Material and Methods
Patients immobilised in supine position had a planning CT (2-2.5mm, L2/3 to mid-femur) with bowel and bladder preparation and intravenous contrast.
GTV was macroscopic tumour including rectal lumen. CTVA was GTV + 10mm margin. CTVB was elective nodes (mesorectal, presacral, obturator and internal iliac). PTV_Low was created from CTVF (CTVA + CTVB) + 7mm margin. PTV_High (SIB) was created from GTV + 5mm margin.
OAR (bladder, small bowel loops, bowel cavity) were delineated as per RTOG guideline definitions. All structures were delineated by Clinical Oncologists and peer reviewed. Each patient had 4 plans produced at increasing dose levels to the SIB volume (PTV_High) 27.5Gy, 30Gy, 32.5Gy and 35Gy. The dose prescribed to PTV_Low was 25Gy in 5 fractions.
Plans were inverse planned with energy of 6MV on a Varian Truebeam (2.7) in Eclipse v15.5 using PO v15.5 for inverse planning, Acuros v15.5 for final calculation and DVH estimation algorithm v15.5. Feasibility was defined as 90% of plans achieving the planning objectives at 32.5Gy dose level (EQD2 53.2Gy).
Results
19 rectal cancer SCRT patients were anonymised and included in the study.

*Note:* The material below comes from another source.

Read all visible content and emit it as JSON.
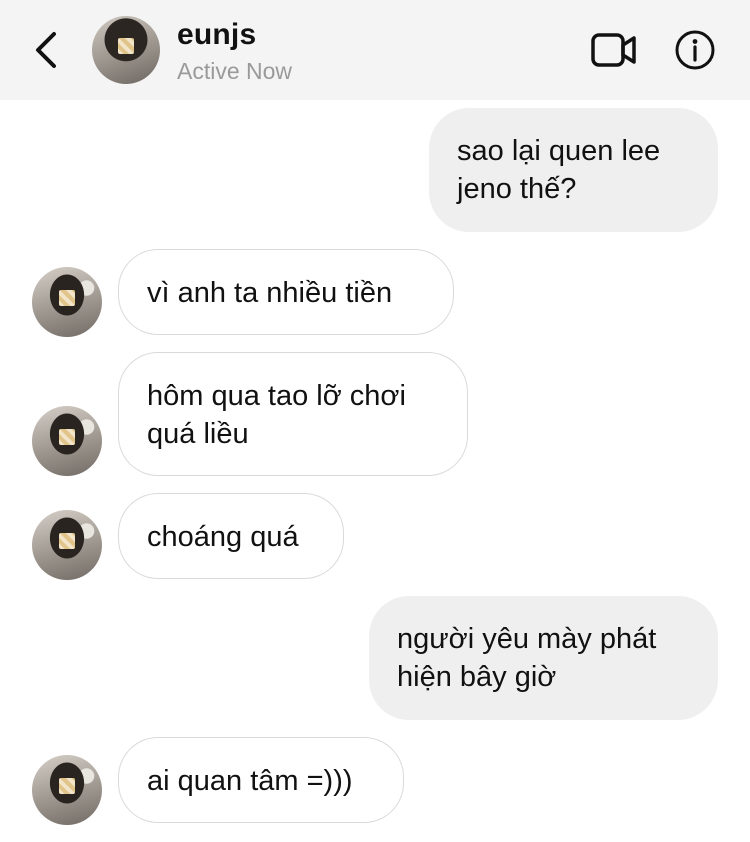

Patient median age was 70 (IQR 60.75-77), F (n=4), M (n=15). Rectum level was low (n=10), mid (n=4) and upper (n= 5). A total of 95 treatment plans were analysed. The mean volume was 130cm3 (SD 81.5) and 769.6cm3 (SD 241.1) for PTV_High and PTV_Low respectively. Table 1.shows all 95 plans complied with the planning constraints at the dose metrics for each structure at the 25 Gy plan and each dose level (27.5Gy, 30Gy, 32.5Gy and 35Gy). Figure 1a. shows all patients achieved the planning constraint for PTV_High D95% > 95% at each dose level. Figure 1b. shows for PTV_Low D50% = 99-101% the majority of plans achieved the optimal constraint up to the 32.5.Gy level and at 35Gy dose level all plans were within mandatory constraints.
Conclusion
Hypofractionated dose escalation to the primary tumour up to 35Gy is feasible in SCRT for rectal cancer. All plans met our a priori definition of feasibility at 32.5Gy (EQD2 53.2Gy). Above this at the 35Gy level, dose to PTV_Low exceeded the optimal constraints, but achieved mandatory. Future analysis will explore this effect.
1.Bahadoer et. al. SCRT followed by chemotherapy before total mesorectal excision versus preoperative chemoradiotherapy, TME, and optional adjuvant chemotherapy in locally advanced rectal cancer (RAPIDO): Lanc Oncol.2021;22(1):29-42.